Saya “diobati” (bahasa Maduranya “ejhepaeh”) oleh dua dukun. “Ejhepaeh” bermakna diobati dengan menggunakan mantra atau bacaan-bacaan tertentu. Jadi tidak diobati dengan obat sebagaimana dokter melakukannya. “Jhepah” itu lebih tepat sebetulnya, bahasa Indonesia yang padan dengan kata ini mungkin “jampi-jampi”.

Kemudian, masing-masing dukunpun datang di hari yang berbeda, yaitu selang dua hari. Dalam “pengamatan” saya ada beberapa kesamaan cara berpraktik dua dukun ini, di antaranya: media, mantra, dan pasca pengobatan.

Setiap dukun menggunakan media, meskipun jenis medianya berbeda, dukun 1 menggunakan garam dan gula, sementara dukun 2 menggunakan keris. Kedua, sama-sama menggunakan mantra yang dibacakan pada air, lalu air ini diminta untuk diminum secara rutin dan bertahap.

Sampai di dua poin ini sebetulnya dukun masih tak punya legitimasi di mata sang pasien. Belum diyakini menyembuhkan sepenuhnya. Barulah pada poin ke tiga, poin di mana menurut saya sangat penting bagi masa depan “profesi” dukun. Dia mulai bercerita berbagai pasien yang telah berhasil disembuhkan menurutnya.

Dia akan mengatakan “anu itu dulu kena ini dan kena itu, alhamdulilah sekarang sudah sehat. Tentu saja karena yang mahakuasa, saya hanya perantaranya,”. Petikan “saya hanya perantaranya” ini bernilai penting, artinya sang dukun perantara yang dipercaya dan memiliki otoritas tertentu.

Oleh karena itu, pasien mestinya yakin sebagaimana orang sebelumnya yang “diobati” yang bisa sembuh. Saya kira cara menjelaskannya cukup persuasif, sehingga psikologi pasien yang tersentuh. Pasien merasa tenang lalu memiliki harapan yang cukup besar untuk sembuh.

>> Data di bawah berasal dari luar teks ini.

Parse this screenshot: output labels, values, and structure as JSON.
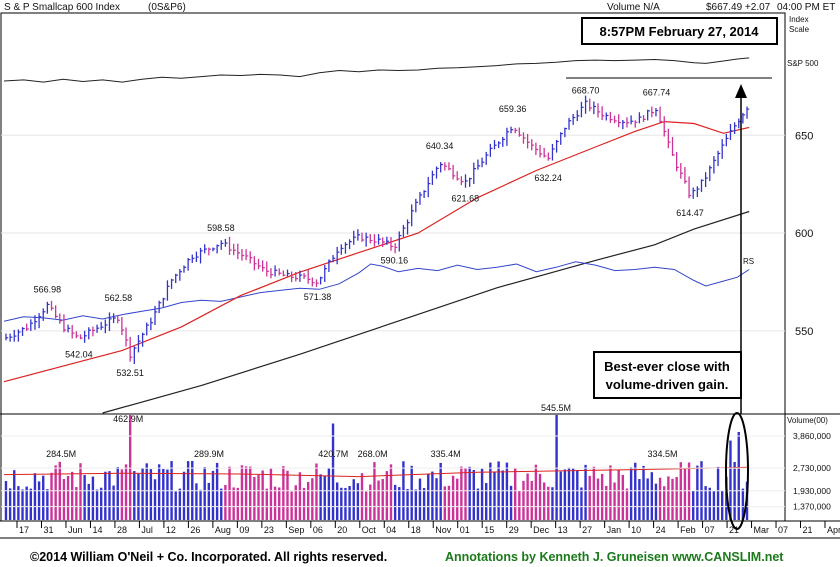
{
  "header": {
    "index_name": "S & P Smallcap 600 Index",
    "symbol": "(0S&P6)",
    "volume": "Volume N/A",
    "quote": "$667.49 +2.07",
    "time": "04:00 PM ET",
    "scale_label_1": "Index",
    "scale_label_2": "Scale"
  },
  "date_box": "8:57PM February 27, 2014",
  "annotation": {
    "line1": "Best-ever close with",
    "line2": "volume-driven gain."
  },
  "sp500_label": "S&P 500",
  "rs_label": "RS",
  "volume_axis_title": "Volume(00)",
  "footer": {
    "copyright": "©2014 William O'Neil + Co. Incorporated. All rights reserved.",
    "annotations": "Annotations by Kenneth J. Gruneisen www.CANSLIM.net"
  },
  "colors": {
    "up_bar": "#3333cc",
    "down_bar": "#cc3399",
    "ma50": "#dd2222",
    "ma200": "#222222",
    "rs_line": "#3344cc",
    "sp500_line": "#222222",
    "volume_avg": "#dd2222",
    "footer_left": "#000000",
    "footer_right": "#1a7a1a"
  },
  "chart_data": {
    "type": "line",
    "title": "S & P Smallcap 600 Index",
    "y_axis": {
      "ticks": [
        "650",
        "600",
        "550"
      ],
      "tick_values": [
        650,
        600,
        550
      ],
      "range": [
        508,
        712
      ]
    },
    "x_axis": {
      "ticks": [
        "17",
        "31",
        "Jun",
        "14",
        "28",
        "Jul",
        "12",
        "26",
        "Aug",
        "09",
        "23",
        "Sep",
        "06",
        "20",
        "Oct",
        "04",
        "18",
        "Nov",
        "01",
        "15",
        "29",
        "Dec",
        "13",
        "27",
        "Jan",
        "10",
        "24",
        "Feb",
        "07",
        "21",
        "Mar",
        "07",
        "21",
        "Apr"
      ],
      "range": [
        0,
        42
      ]
    },
    "price_labels": [
      {
        "text": "566.98",
        "x": 2.2,
        "value": 566.98,
        "pos": "above"
      },
      {
        "text": "542.04",
        "x": 3.8,
        "value": 542.04,
        "pos": "below"
      },
      {
        "text": "562.58",
        "x": 5.8,
        "value": 562.58,
        "pos": "above"
      },
      {
        "text": "532.51",
        "x": 6.4,
        "value": 532.51,
        "pos": "below"
      },
      {
        "text": "598.58",
        "x": 11.0,
        "value": 598.58,
        "pos": "above"
      },
      {
        "text": "571.38",
        "x": 15.9,
        "value": 571.38,
        "pos": "below"
      },
      {
        "text": "590.16",
        "x": 19.8,
        "value": 590.16,
        "pos": "below"
      },
      {
        "text": "640.34",
        "x": 22.1,
        "value": 640.34,
        "pos": "above"
      },
      {
        "text": "621.68",
        "x": 23.4,
        "value": 621.68,
        "pos": "below"
      },
      {
        "text": "659.36",
        "x": 25.8,
        "value": 659.36,
        "pos": "above"
      },
      {
        "text": "632.24",
        "x": 27.6,
        "value": 632.24,
        "pos": "below"
      },
      {
        "text": "668.70",
        "x": 29.5,
        "value": 668.7,
        "pos": "above"
      },
      {
        "text": "667.74",
        "x": 33.1,
        "value": 667.74,
        "pos": "above"
      },
      {
        "text": "614.47",
        "x": 34.8,
        "value": 614.47,
        "pos": "below"
      }
    ],
    "price_waypoints": [
      [
        0.0,
        546
      ],
      [
        1.2,
        552
      ],
      [
        2.2,
        563
      ],
      [
        3.0,
        552
      ],
      [
        3.8,
        546
      ],
      [
        4.8,
        552
      ],
      [
        5.8,
        557
      ],
      [
        6.4,
        538
      ],
      [
        7.5,
        556
      ],
      [
        8.5,
        576
      ],
      [
        9.5,
        588
      ],
      [
        11.0,
        595
      ],
      [
        12.2,
        588
      ],
      [
        13.2,
        581
      ],
      [
        14.3,
        578
      ],
      [
        15.3,
        577
      ],
      [
        15.9,
        575
      ],
      [
        17.0,
        593
      ],
      [
        18.0,
        598
      ],
      [
        19.0,
        596
      ],
      [
        19.8,
        593
      ],
      [
        20.8,
        613
      ],
      [
        22.1,
        636
      ],
      [
        23.4,
        626
      ],
      [
        24.5,
        640
      ],
      [
        25.8,
        655
      ],
      [
        26.7,
        645
      ],
      [
        27.6,
        638
      ],
      [
        28.5,
        655
      ],
      [
        29.5,
        666
      ],
      [
        30.5,
        660
      ],
      [
        31.5,
        657
      ],
      [
        32.2,
        658
      ],
      [
        33.1,
        664
      ],
      [
        33.8,
        642
      ],
      [
        34.8,
        619
      ],
      [
        35.5,
        627
      ],
      [
        36.3,
        642
      ],
      [
        37.0,
        654
      ],
      [
        37.8,
        666
      ]
    ],
    "ma50": [
      [
        0.0,
        524
      ],
      [
        3.0,
        532
      ],
      [
        6.0,
        540
      ],
      [
        9.0,
        552
      ],
      [
        12.0,
        568
      ],
      [
        15.0,
        580
      ],
      [
        18.0,
        590
      ],
      [
        21.0,
        600
      ],
      [
        24.0,
        618
      ],
      [
        27.0,
        632
      ],
      [
        30.0,
        644
      ],
      [
        32.0,
        652
      ],
      [
        33.5,
        657
      ],
      [
        35.0,
        656
      ],
      [
        36.5,
        651
      ],
      [
        37.8,
        654
      ]
    ],
    "ma200": [
      [
        5.0,
        508
      ],
      [
        10.0,
        522
      ],
      [
        15.0,
        538
      ],
      [
        20.0,
        555
      ],
      [
        25.0,
        572
      ],
      [
        30.0,
        586
      ],
      [
        33.0,
        594
      ],
      [
        35.0,
        602
      ],
      [
        37.8,
        611
      ]
    ],
    "rs_line": [
      [
        0.0,
        8
      ],
      [
        1.0,
        12
      ],
      [
        2.0,
        11
      ],
      [
        3.0,
        9
      ],
      [
        4.0,
        13
      ],
      [
        5.0,
        10
      ],
      [
        6.0,
        14
      ],
      [
        7.0,
        17
      ],
      [
        8.0,
        20
      ],
      [
        9.0,
        25
      ],
      [
        10.0,
        27
      ],
      [
        11.0,
        26
      ],
      [
        12.0,
        30
      ],
      [
        13.0,
        34
      ],
      [
        14.0,
        36
      ],
      [
        15.0,
        38
      ],
      [
        16.0,
        37
      ],
      [
        17.0,
        42
      ],
      [
        18.0,
        52
      ],
      [
        18.6,
        60
      ],
      [
        19.2,
        58
      ],
      [
        20.0,
        53
      ],
      [
        21.0,
        56
      ],
      [
        22.0,
        54
      ],
      [
        23.0,
        59
      ],
      [
        24.0,
        55
      ],
      [
        25.0,
        57
      ],
      [
        26.0,
        60
      ],
      [
        27.0,
        53
      ],
      [
        28.0,
        57
      ],
      [
        29.0,
        62
      ],
      [
        30.0,
        59
      ],
      [
        31.0,
        54
      ],
      [
        32.0,
        55
      ],
      [
        33.0,
        57
      ],
      [
        34.0,
        55
      ],
      [
        35.0,
        45
      ],
      [
        35.6,
        40
      ],
      [
        36.4,
        44
      ],
      [
        37.2,
        48
      ],
      [
        37.8,
        55
      ]
    ],
    "sp500_line": [
      [
        0.0,
        40
      ],
      [
        1.0,
        42
      ],
      [
        2.0,
        38
      ],
      [
        3.0,
        43
      ],
      [
        4.0,
        39
      ],
      [
        5.0,
        42
      ],
      [
        6.0,
        38
      ],
      [
        7.0,
        43
      ],
      [
        8.0,
        47
      ],
      [
        9.0,
        45
      ],
      [
        10.0,
        48
      ],
      [
        11.0,
        51
      ],
      [
        12.0,
        50
      ],
      [
        13.0,
        52
      ],
      [
        14.0,
        51
      ],
      [
        15.0,
        48
      ],
      [
        16.0,
        55
      ],
      [
        17.0,
        59
      ],
      [
        18.0,
        57
      ],
      [
        19.0,
        60
      ],
      [
        20.0,
        59
      ],
      [
        21.0,
        60
      ],
      [
        22.0,
        63
      ],
      [
        23.0,
        64
      ],
      [
        24.0,
        66
      ],
      [
        25.0,
        68
      ],
      [
        26.0,
        71
      ],
      [
        27.0,
        72
      ],
      [
        28.0,
        74
      ],
      [
        29.0,
        77
      ],
      [
        30.0,
        78
      ],
      [
        31.0,
        77
      ],
      [
        32.0,
        78
      ],
      [
        33.0,
        79
      ],
      [
        34.0,
        77
      ],
      [
        35.0,
        73
      ],
      [
        35.6,
        72
      ],
      [
        36.4,
        76
      ],
      [
        37.2,
        80
      ],
      [
        37.8,
        82
      ]
    ],
    "volume": {
      "y_ticks": [
        "3,860,000",
        "2,730,000",
        "1,930,000",
        "1,370,000"
      ],
      "y_tick_values": [
        3860000,
        2730000,
        1930000,
        1370000
      ],
      "range": [
        900000,
        4600000
      ],
      "labels": [
        {
          "text": "284.5M",
          "x": 2.9
        },
        {
          "text": "462.9M",
          "x": 6.3
        },
        {
          "text": "289.9M",
          "x": 10.4
        },
        {
          "text": "420.7M",
          "x": 16.7
        },
        {
          "text": "268.0M",
          "x": 18.7
        },
        {
          "text": "335.4M",
          "x": 22.4
        },
        {
          "text": "545.5M",
          "x": 28.0
        },
        {
          "text": "334.5M",
          "x": 33.4
        }
      ],
      "spikes": [
        {
          "x": 6.3,
          "value": 4600000,
          "up": false
        },
        {
          "x": 16.7,
          "value": 4300000,
          "up": false
        },
        {
          "x": 28.0,
          "value": 4900000,
          "up": true
        },
        {
          "x": 36.9,
          "value": 3700000,
          "up": true
        },
        {
          "x": 37.3,
          "value": 4000000,
          "up": true
        }
      ],
      "avg_line": [
        [
          0.0,
          2500000
        ],
        [
          6.0,
          2550000
        ],
        [
          12.0,
          2520000
        ],
        [
          18.0,
          2430000
        ],
        [
          24.0,
          2580000
        ],
        [
          30.0,
          2650000
        ],
        [
          34.0,
          2700000
        ],
        [
          37.8,
          2760000
        ]
      ]
    }
  }
}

Saya kira keberhasilan dukun “mengobati” pasiennya, bukan pada media yang digunakan dan juga bukan mantra yang dibacakan, tetapi pada keberhasilan dia membangun harapan pasien sehingga motivasi dan keyakinannya tumbuh. Bagi orang sakit, tentu saja, satu modal penting untuk bisa sembuh adalah motivasi dan keyakinan untuk sembuh itu sendiri.

Inilah, dalam kesimpulan sementara saya, sebab mengapa dukun dipercaya oleh pasien. Selain itu, ada faktor sosial pemerataan kesehatan yang tak kunjung tiba ke daerah-daerah terpencil seperti di Masalembu. Untuk pulau Masalembu saja dengan jumlah pendudukn 20 ribu lebih, hanya 2-3 dokter di Puskesmas.

Itupun, jika dokter dari daratan itu pulang, maka berbulan-bulan tidak balik lagi. Dalam suasana seperti ini, perawat-perawat yang tidak jelas izin praktikknya memanfaatkan momentum membuka “kedai pengobatan,”. Orang Masalembu menyebutnya “asuntik”, yaitu datang ke perawat minta disuntik. Disuntik apa, untuk penyakit apa, tidak jelas. Potensi mal praktik yang sangat tinggi.

Jadi orang Masalembu lebih mudah menemukan dukun daripada pada mencari dokter. Belum lagi besaran biaya yang harus dibayar, ke dokter bisa merogoh sampai Rp. 100 ribu, apalagi jika datang ke rumah dokter.

Uang yang sangat besar nilainya, perbandingannya dengan harga makanan di pulau ini, yaitu Rp. 4 ribu sudah kenyang.Sementara itu, untuk dukun cukup “asalabet” yaitu memberi uang seikhlasnya dan semampunya tanpa tarif.

Jadi itulah mengapa sampai hari ini, dukun masih dipercaya oleh sebagian orang untuk mengobati penyakit yang dialaminya.